Reducing Conflict When Communicating With Your Teen
According to Betty Brackenridge, MS, RD, CDE, it is essential to:
● Develop realistic goals for both blood glucose outcomes and behavior. Accept the fact that blood sugar levels vary in type 1 diabetes, and don’t stress over every number. Track averages instead.
● Give up the need to be right. Many conflicts deflate when one or both parties can do this.
● Decide what’s negotiable and what’s not. Everything is not equally important, but parenting includes setting rules and imparting family values. Show that choices have consequences.
● Don’t push. It just makes people push back.
● When someone gets upset, listen and ask questions that allow your teen to tell his/her story
● Use joint problem solving methods when there’s a conflict or disagreement, such as:
>Identify a specific problem (not “you always” or “you never).
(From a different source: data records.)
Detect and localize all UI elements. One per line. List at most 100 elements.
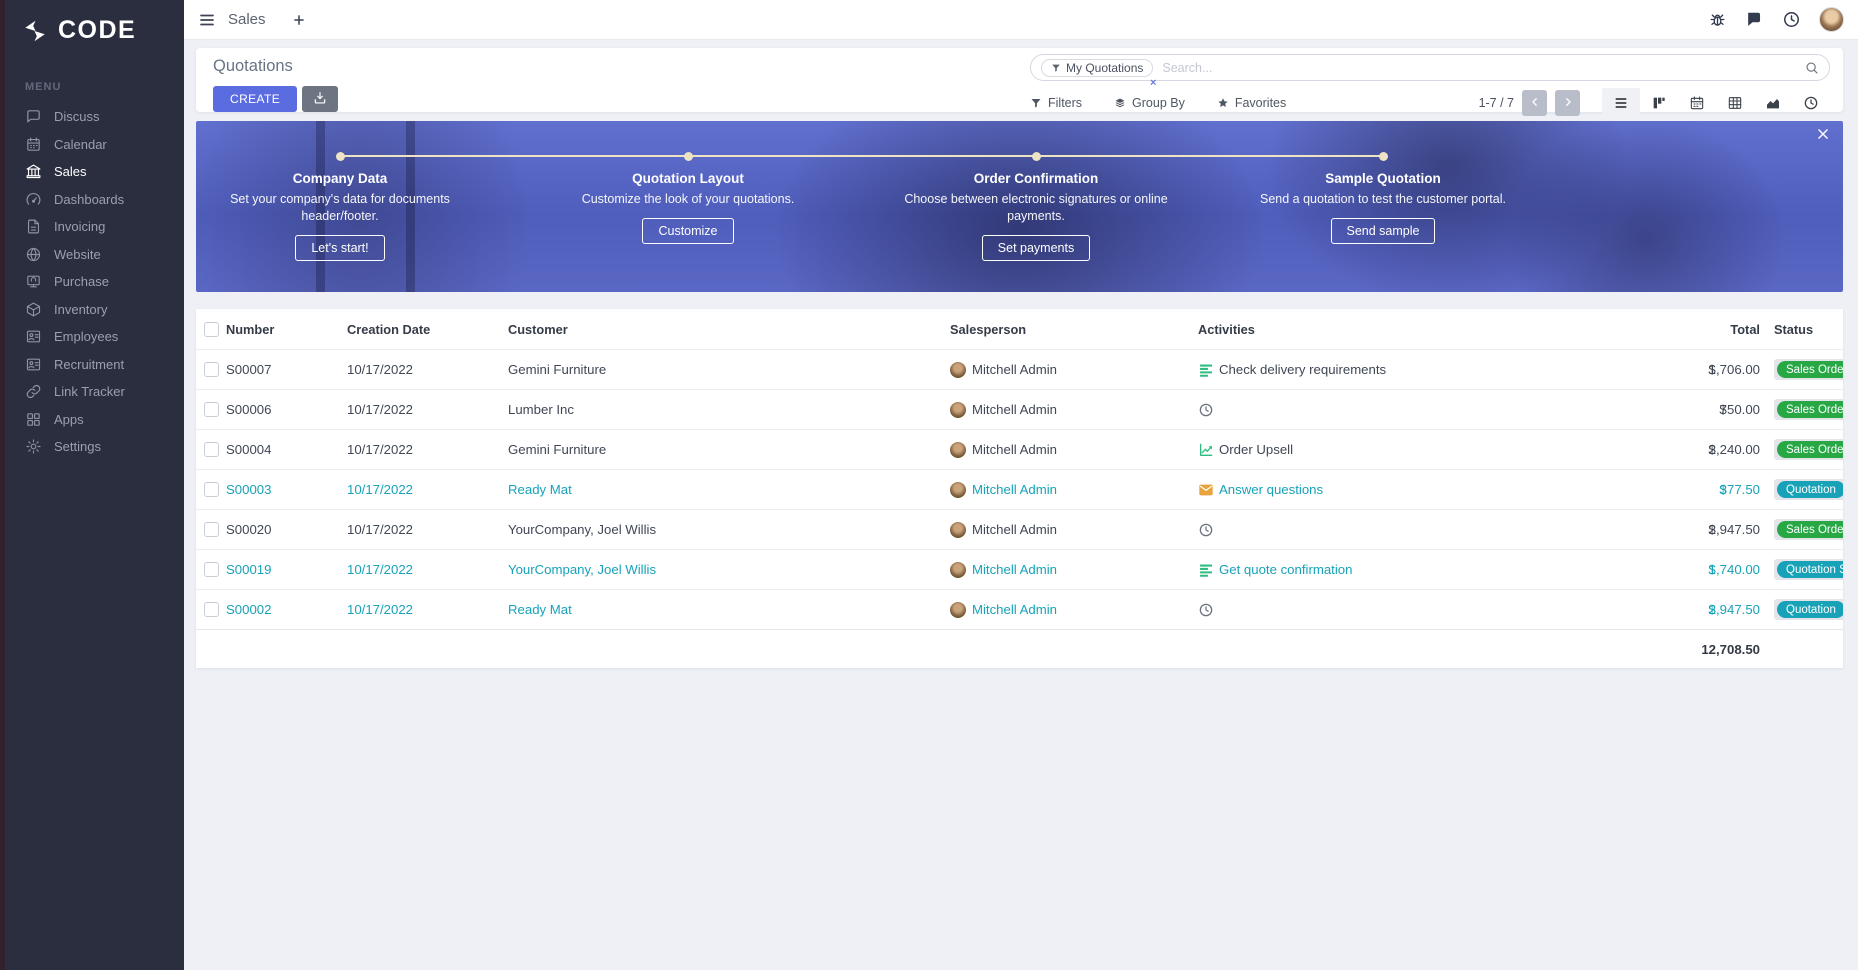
row-checkbox[interactable] <box>204 522 219 537</box>
activity-list-icon[interactable] <box>1198 362 1214 378</box>
row-checkbox[interactable] <box>204 442 219 457</box>
cell-activities[interactable] <box>1198 402 1630 418</box>
cell-activities[interactable]: Check delivery requirements <box>1198 362 1630 378</box>
cell-customer[interactable]: Gemini Furniture <box>508 442 950 457</box>
sidebar-item-sales[interactable]: Sales <box>0 158 184 186</box>
cell-creation-date[interactable]: 10/17/2022 <box>347 562 508 577</box>
cell-number[interactable]: S00002 <box>226 602 347 617</box>
column-header-creation-date[interactable]: Creation Date <box>347 322 508 337</box>
quotation-row-s00007[interactable]: S00007 10/17/2022 Gemini Furniture Mitch… <box>196 349 1843 389</box>
sidebar-item-apps[interactable]: Apps <box>0 406 184 434</box>
sidebar-item-invoicing[interactable]: Invoicing <box>0 213 184 241</box>
activity-label[interactable]: Get quote confirmation <box>1219 562 1352 577</box>
cell-customer[interactable]: Gemini Furniture <box>508 362 950 377</box>
set-payments-button[interactable]: Set payments <box>982 235 1090 261</box>
column-header-number[interactable]: Number <box>226 322 347 337</box>
activity-clock-icon[interactable] <box>1198 602 1214 618</box>
column-header-customer[interactable]: Customer <box>508 322 950 337</box>
export-button[interactable] <box>302 86 338 112</box>
pager-next-button[interactable] <box>1555 90 1580 116</box>
cell-number[interactable]: S00007 <box>226 362 347 377</box>
hamburger-menu-icon[interactable] <box>198 11 216 29</box>
sidebar-item-recruitment[interactable]: Recruitment <box>0 351 184 379</box>
cell-number[interactable]: S00003 <box>226 482 347 497</box>
activity-chart-icon[interactable] <box>1198 442 1214 458</box>
create-button[interactable]: CREATE <box>213 86 297 112</box>
cell-number[interactable]: S00019 <box>226 562 347 577</box>
cell-salesperson[interactable]: Mitchell Admin <box>950 362 1198 378</box>
quotation-row-s00019[interactable]: S00019 10/17/2022 YourCompany, Joel Will… <box>196 549 1843 589</box>
brand-logo[interactable]: CODE <box>0 0 184 45</box>
cell-number[interactable]: S00006 <box>226 402 347 417</box>
cell-number[interactable]: S00020 <box>226 522 347 537</box>
activity-label[interactable]: Order Upsell <box>1219 442 1293 457</box>
search-icon[interactable] <box>1805 61 1819 75</box>
activities-clock-icon[interactable] <box>1782 10 1801 29</box>
filters-button[interactable]: Filters <box>1030 96 1082 110</box>
cell-customer[interactable]: Ready Mat <box>508 602 950 617</box>
cell-customer[interactable]: YourCompany, Joel Willis <box>508 562 950 577</box>
customize-button[interactable]: Customize <box>642 218 733 244</box>
quotation-row-s00006[interactable]: S00006 10/17/2022 Lumber Inc Mitchell Ad… <box>196 389 1843 429</box>
cell-creation-date[interactable]: 10/17/2022 <box>347 482 508 497</box>
sidebar-item-link-tracker[interactable]: Link Tracker <box>0 378 184 406</box>
cell-salesperson[interactable]: Mitchell Admin <box>950 402 1198 418</box>
facet-remove-icon[interactable]: × <box>1150 77 1156 89</box>
cell-salesperson[interactable]: Mitchell Admin <box>950 522 1198 538</box>
row-checkbox[interactable] <box>204 562 219 577</box>
activity-list-icon[interactable] <box>1198 562 1214 578</box>
cell-activities[interactable]: Get quote confirmation <box>1198 562 1630 578</box>
search-facet-my-quotations[interactable]: My Quotations × <box>1041 59 1153 77</box>
cell-creation-date[interactable]: 10/17/2022 <box>347 362 508 377</box>
cell-creation-date[interactable]: 10/17/2022 <box>347 522 508 537</box>
cell-salesperson[interactable]: Mitchell Admin <box>950 602 1198 618</box>
select-all-checkbox[interactable] <box>204 322 219 337</box>
debug-bug-icon[interactable] <box>1708 10 1727 29</box>
favorites-button[interactable]: Favorites <box>1217 96 1286 110</box>
cell-creation-date[interactable]: 10/17/2022 <box>347 402 508 417</box>
cell-customer[interactable]: Lumber Inc <box>508 402 950 417</box>
view-list-button[interactable] <box>1602 88 1640 118</box>
cell-activities[interactable]: Order Upsell <box>1198 442 1630 458</box>
pager-previous-button[interactable] <box>1522 90 1547 116</box>
cell-creation-date[interactable]: 10/17/2022 <box>347 602 508 617</box>
cell-salesperson[interactable]: Mitchell Admin <box>950 562 1198 578</box>
add-tab-icon[interactable] <box>292 13 306 27</box>
view-graph-button[interactable] <box>1754 88 1792 118</box>
search-input[interactable]: My Quotations × Search... <box>1030 54 1830 81</box>
view-activity-button[interactable] <box>1792 88 1830 118</box>
activity-clock-icon[interactable] <box>1198 522 1214 538</box>
activity-label[interactable]: Answer questions <box>1219 482 1323 497</box>
activity-clock-icon[interactable] <box>1198 402 1214 418</box>
quotation-row-s00004[interactable]: S00004 10/17/2022 Gemini Furniture Mitch… <box>196 429 1843 469</box>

>Either a parent or the teen can suggest a solution.
>The other party can accept it, refuse it or propose a different solution.
>The first person can then accept, refuse or propose a further modification.
>This continues until a solution that meets both parties’ approval is found.
>View the “agreed-on” solutions as experiments. If they work, great. If they don’t, look for lessons learned and then agree on something else to try. This process is both respectful and educational.
● Be patient. If things have been rough, it will take time to earn back trust on both sides. Start with small, focused experiments. Small successes can build everyone’s confidence and trust.
● Compliment your teen when appropriate.
(Betty Brackenridge is currently Owner and Director of Professional Training, Diabetes Management and Training Centers, Inc.)